Our plans were to retire in summer 2020 and see the world, but Coronavirus has lead us into a lot of lockdown programming in Python 3 and PHP 7.
We can now offer tailored online training - small groups, real tutors - works really well for groups of 4 to 14 delegates. Anywhere in the world; course language English.

Please ask about private 'maintenance' training for Python 2, Tcl, Perl, PHP, Lua, etc.
Multiple identical keys in a Python dict - yes, you can!

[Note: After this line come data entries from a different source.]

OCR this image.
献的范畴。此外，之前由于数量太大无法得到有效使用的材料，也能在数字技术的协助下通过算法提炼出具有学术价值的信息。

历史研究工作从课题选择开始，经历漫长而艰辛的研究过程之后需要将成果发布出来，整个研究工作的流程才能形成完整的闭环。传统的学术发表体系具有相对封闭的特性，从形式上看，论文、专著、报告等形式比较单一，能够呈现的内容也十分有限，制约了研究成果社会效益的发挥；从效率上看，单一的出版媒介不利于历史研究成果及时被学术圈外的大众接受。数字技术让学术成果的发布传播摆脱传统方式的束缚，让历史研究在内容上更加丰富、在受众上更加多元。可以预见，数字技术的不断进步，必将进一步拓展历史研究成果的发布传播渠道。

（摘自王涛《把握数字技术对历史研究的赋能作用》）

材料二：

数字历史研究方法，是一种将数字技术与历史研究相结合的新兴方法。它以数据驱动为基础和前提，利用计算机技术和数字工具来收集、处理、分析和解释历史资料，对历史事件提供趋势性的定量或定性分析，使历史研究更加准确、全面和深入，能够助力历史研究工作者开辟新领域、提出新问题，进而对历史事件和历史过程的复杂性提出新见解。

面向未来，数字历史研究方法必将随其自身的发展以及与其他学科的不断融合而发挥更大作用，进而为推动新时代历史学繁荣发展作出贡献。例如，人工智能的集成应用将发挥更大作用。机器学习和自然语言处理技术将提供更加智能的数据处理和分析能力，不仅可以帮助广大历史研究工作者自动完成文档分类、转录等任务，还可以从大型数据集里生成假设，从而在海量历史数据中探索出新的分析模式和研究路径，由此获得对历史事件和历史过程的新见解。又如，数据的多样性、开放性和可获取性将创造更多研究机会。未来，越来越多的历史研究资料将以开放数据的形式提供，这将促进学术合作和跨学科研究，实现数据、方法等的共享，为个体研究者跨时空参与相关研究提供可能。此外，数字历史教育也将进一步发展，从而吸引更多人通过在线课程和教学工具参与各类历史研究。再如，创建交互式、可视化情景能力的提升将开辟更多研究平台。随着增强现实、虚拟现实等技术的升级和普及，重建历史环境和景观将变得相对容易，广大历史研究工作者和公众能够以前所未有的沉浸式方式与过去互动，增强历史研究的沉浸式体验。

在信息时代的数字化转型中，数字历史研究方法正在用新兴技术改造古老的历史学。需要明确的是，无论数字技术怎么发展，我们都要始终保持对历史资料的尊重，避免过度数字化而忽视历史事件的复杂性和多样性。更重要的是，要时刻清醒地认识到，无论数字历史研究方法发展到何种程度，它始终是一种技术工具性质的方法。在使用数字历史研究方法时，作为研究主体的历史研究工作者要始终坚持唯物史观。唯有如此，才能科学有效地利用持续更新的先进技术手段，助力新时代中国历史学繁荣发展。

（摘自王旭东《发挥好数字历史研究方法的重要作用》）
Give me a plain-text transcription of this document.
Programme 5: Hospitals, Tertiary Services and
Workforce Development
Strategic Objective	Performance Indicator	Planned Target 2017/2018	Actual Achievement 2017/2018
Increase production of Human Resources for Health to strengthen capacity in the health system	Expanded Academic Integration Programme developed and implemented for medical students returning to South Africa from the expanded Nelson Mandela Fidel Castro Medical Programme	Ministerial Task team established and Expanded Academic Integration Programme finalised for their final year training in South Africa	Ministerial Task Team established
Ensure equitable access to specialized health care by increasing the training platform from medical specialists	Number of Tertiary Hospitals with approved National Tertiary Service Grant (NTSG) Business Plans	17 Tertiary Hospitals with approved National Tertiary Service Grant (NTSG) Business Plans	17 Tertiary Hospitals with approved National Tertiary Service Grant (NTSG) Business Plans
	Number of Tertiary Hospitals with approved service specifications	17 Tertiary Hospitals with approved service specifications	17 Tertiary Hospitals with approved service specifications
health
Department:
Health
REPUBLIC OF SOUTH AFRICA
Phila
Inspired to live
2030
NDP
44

If you have a list, you can only have one element at each number - there's just a single positon [0], a single [1] and so on. That's clear, and natural to understand. With a dict in Python (like a hash in Perl or an associative array in PHP), it's peceived wisdom that you can only have one element with a paricular name.

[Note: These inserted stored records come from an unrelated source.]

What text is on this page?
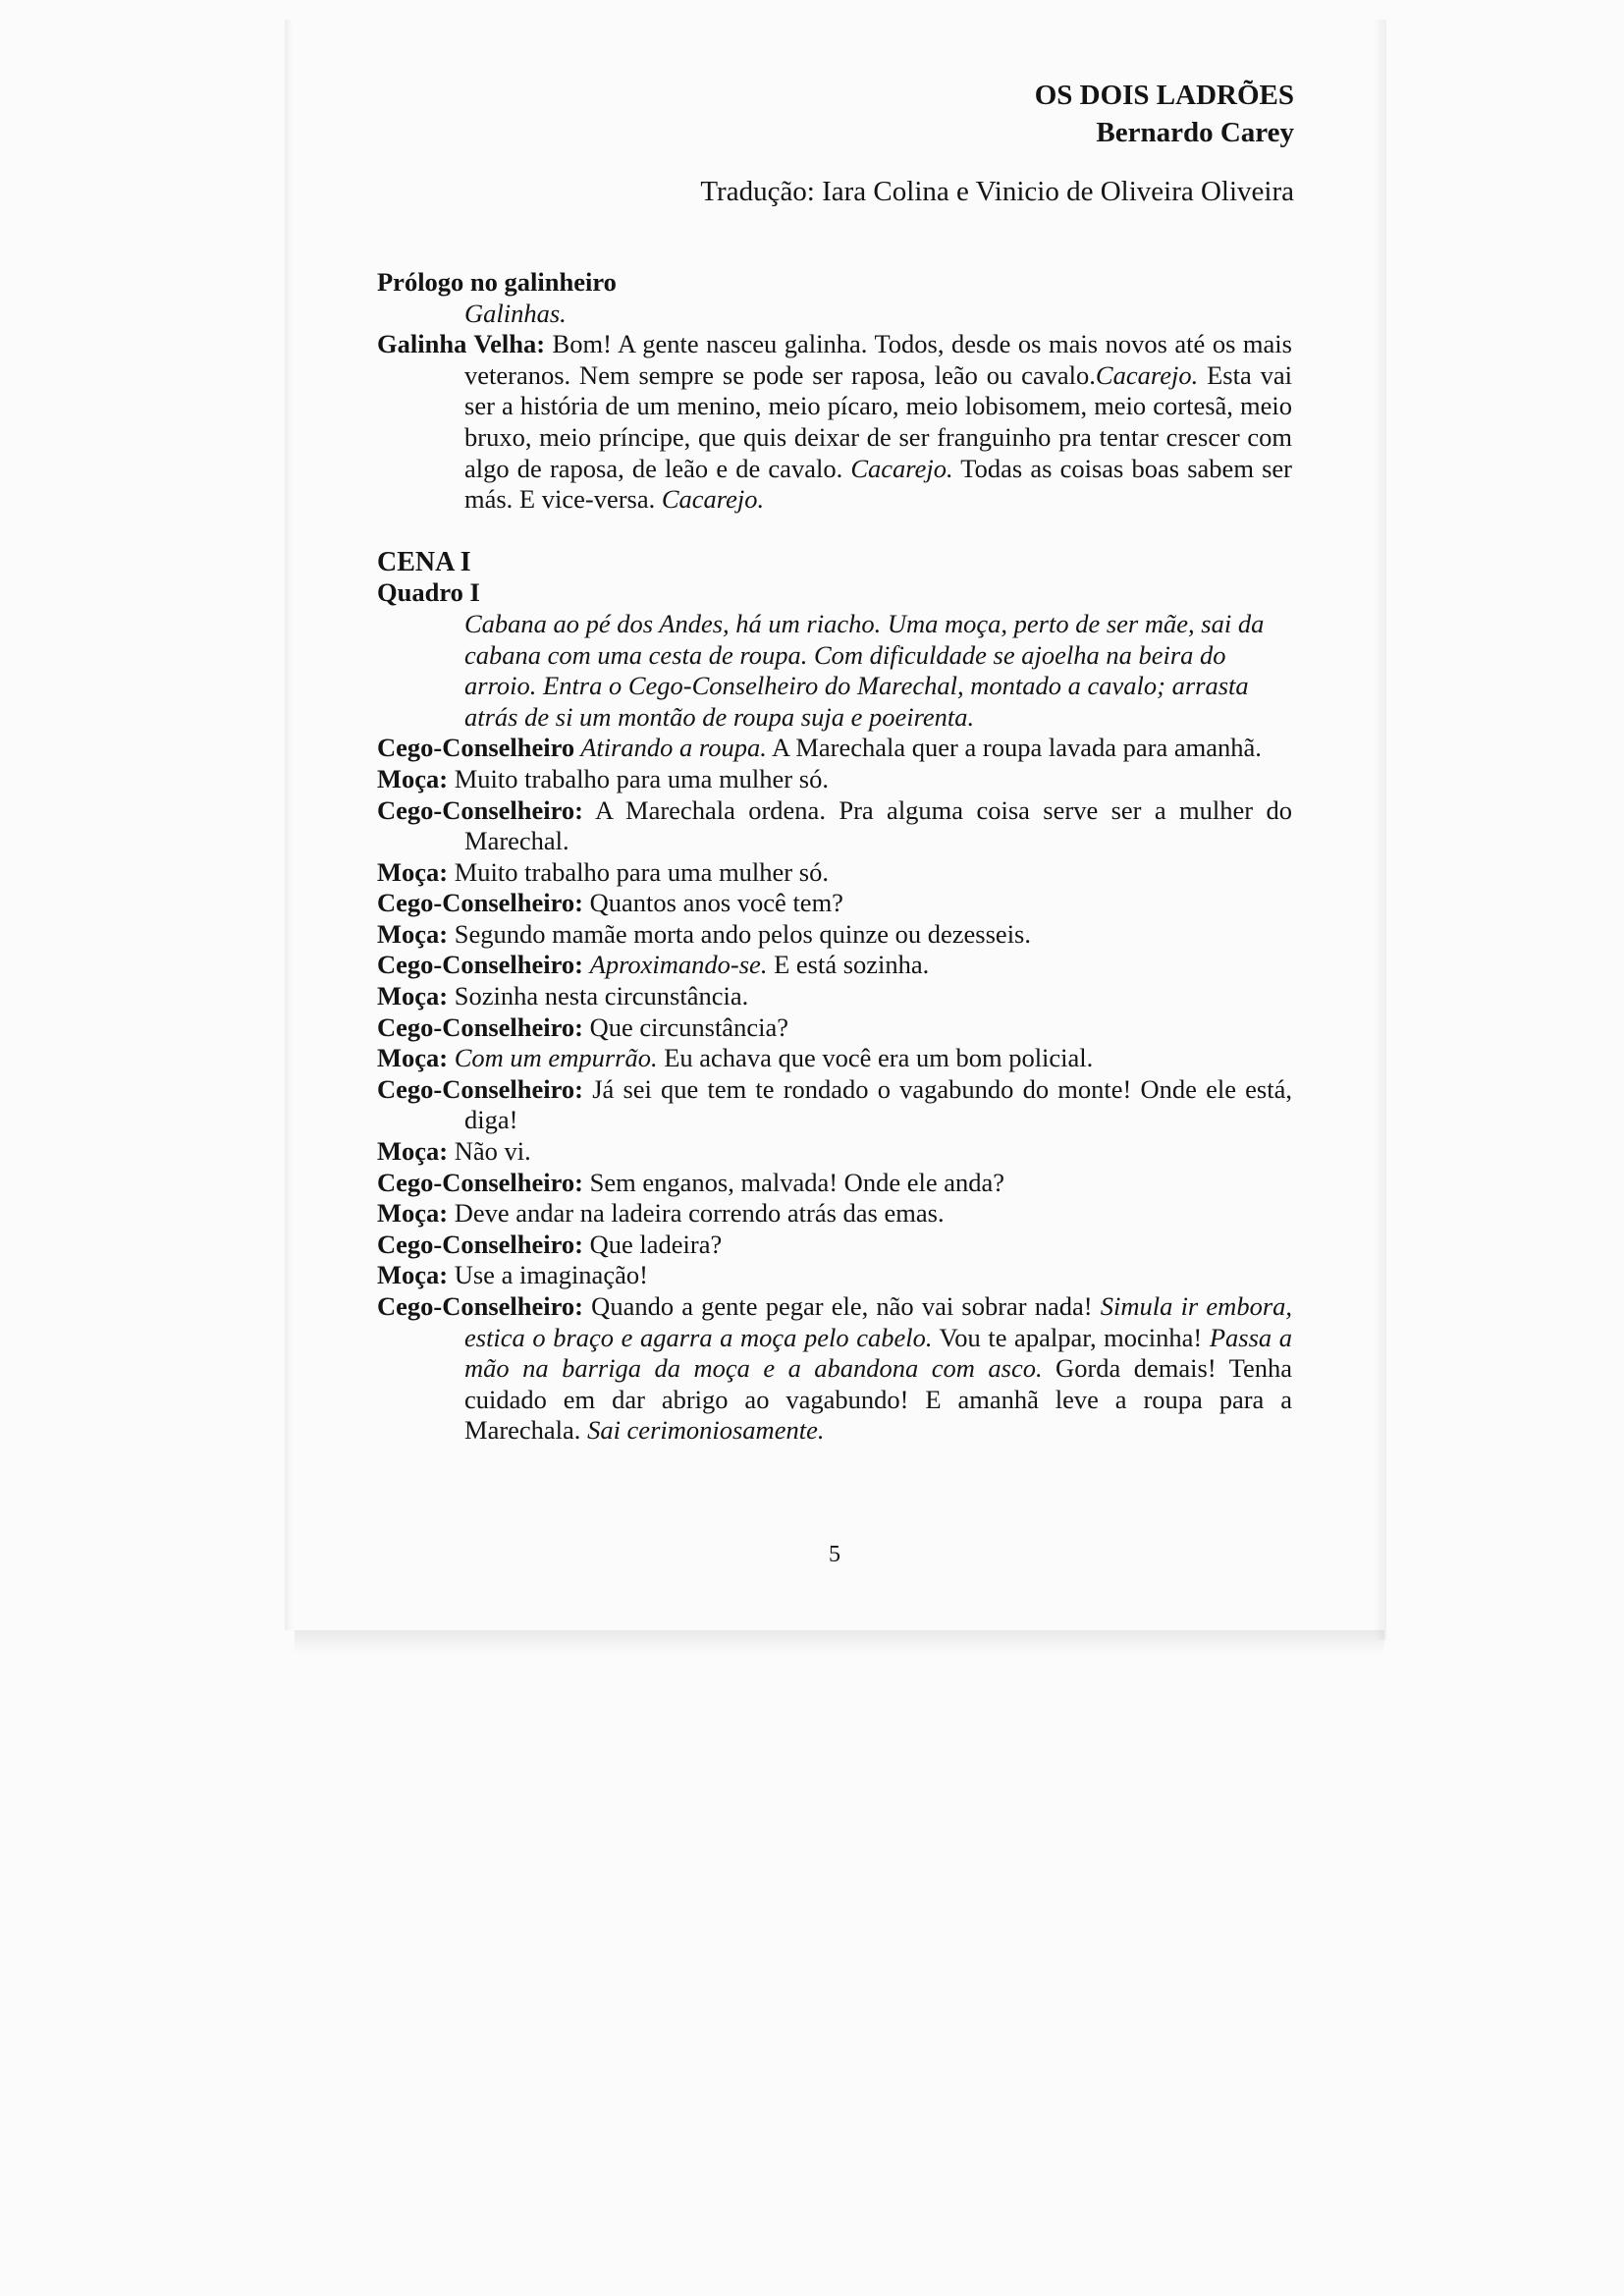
OS DOIS LADRÕES
Bernardo Carey
Tradução: Iara Colina e Vinicio de Oliveira Oliveira
Prólogo no galinheiro
Galinhas.
Galinha Velha: Bom! A gente nasceu galinha. Todos, desde os mais novos até os mais veteranos. Nem sempre se pode ser raposa, leão ou cavalo.Cacarejo. Esta vai ser a história de um menino, meio pícaro, meio lobisomem, meio cortesã, meio bruxo, meio príncipe, que quis deixar de ser franguinho pra tentar crescer com algo de raposa, de leão e de cavalo. Cacarejo. Todas as coisas boas sabem ser más. E vice-versa. Cacarejo.
CENA I
Quadro I
Cabana ao pé dos Andes, há um riacho. Uma moça, perto de ser mãe, sai da cabana com uma cesta de roupa. Com dificuldade se ajoelha na beira do arroio. Entra o Cego-Conselheiro do Marechal, montado a cavalo; arrasta atrás de si um montão de roupa suja e poeirenta.
Cego-Conselheiro Atirando a roupa. A Marechala quer a roupa lavada para amanhã.
Moça: Muito trabalho para uma mulher só.
Cego-Conselheiro: A Marechala ordena. Pra alguma coisa serve ser a mulher do Marechal.
Moça: Muito trabalho para uma mulher só.
Cego-Conselheiro: Quantos anos você tem?
Moça: Segundo mamãe morta ando pelos quinze ou dezesseis.
Cego-Conselheiro: Aproximando-se. E está sozinha.
Moça: Sozinha nesta circunstância.
Cego-Conselheiro: Que circunstância?
Moça: Com um empurrão. Eu achava que você era um bom policial.
Cego-Conselheiro: Já sei que tem te rondado o vagabundo do monte! Onde ele está, diga!
Moça: Não vi.
Cego-Conselheiro: Sem enganos, malvada! Onde ele anda?
Moça: Deve andar na ladeira correndo atrás das emas.
Cego-Conselheiro: Que ladeira?
Moça: Use a imaginação!
Cego-Conselheiro: Quando a gente pegar ele, não vai sobrar nada! Simula ir embora, estica o braço e agarra a moça pelo cabelo. Vou te apalpar, mocinha! Passa a mão na barriga da moça e a abandona com asco. Gorda demais! Tenha cuidado em dar abrigo ao vagabundo! E amanhã leve a roupa para a Marechala. Sai cerimoniosamente.
5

Let's see an example - setting up a dict:
  control = {"Andrew" : "Cambridge", "Barabara" : "Bloomsbury", "Andrew": "Corsica"}
  print control

Which sets up a dict called "control" ... adds an element called Andrew, another element called Barbara, and then replaces the original Andrew element with a new element of the same name. So that although we've added three elements, we only have two when we print it out:
  {'Barabara': 'Bloomsbury', 'Andrew': 'Corsica'}

But ... what if I wanted to store multiple "Andrew"s? In Python, if I use mutable objects as my keys, then I can create multiple identical objects, and each can be a separate key. Let's use a very simple object - with just a single member that's a string:
  class person(object):
    def __init__(self,name):
      self.name = name

I can then set up my dict as follows:
  alternate = {person("Andrew") : "Cambridge", person("Barabara") : "Bloomsbury", person("Andrew"): "Corsica"}
  print alternate

and when I print out the results, I do get two (identical but different) Andrews:
  {'Barabara': 'Bloomsbury', 'Andrew': 'Cambridge', 'Andrew': 'Corsica'}

Newcomers to this sort of structure worry about how they can access individual elements once the dict has been set up. That's understandable but not really a problem - if two key objects are identical, it doesn't matter which one you refer to. And if they're not identical, then you can differentiate between the keys somehow. And you can loop through all the keys via the keys method:
  for staff in alternate.keys():
    print staff, "lives in", alternate[staff]

If you refer to an element with an existing name, though, you now need to be careful. For example:
  alternate[person("Andrew")] = "Tignabruiach"
Will add yet another "Andrew" to our dict.

There are further examples within the source code from which the above examples are taken [here].

A further approach to the need to multiple identical keys is to store a list at each member of a dict. There's a new example of setting one of these up [here].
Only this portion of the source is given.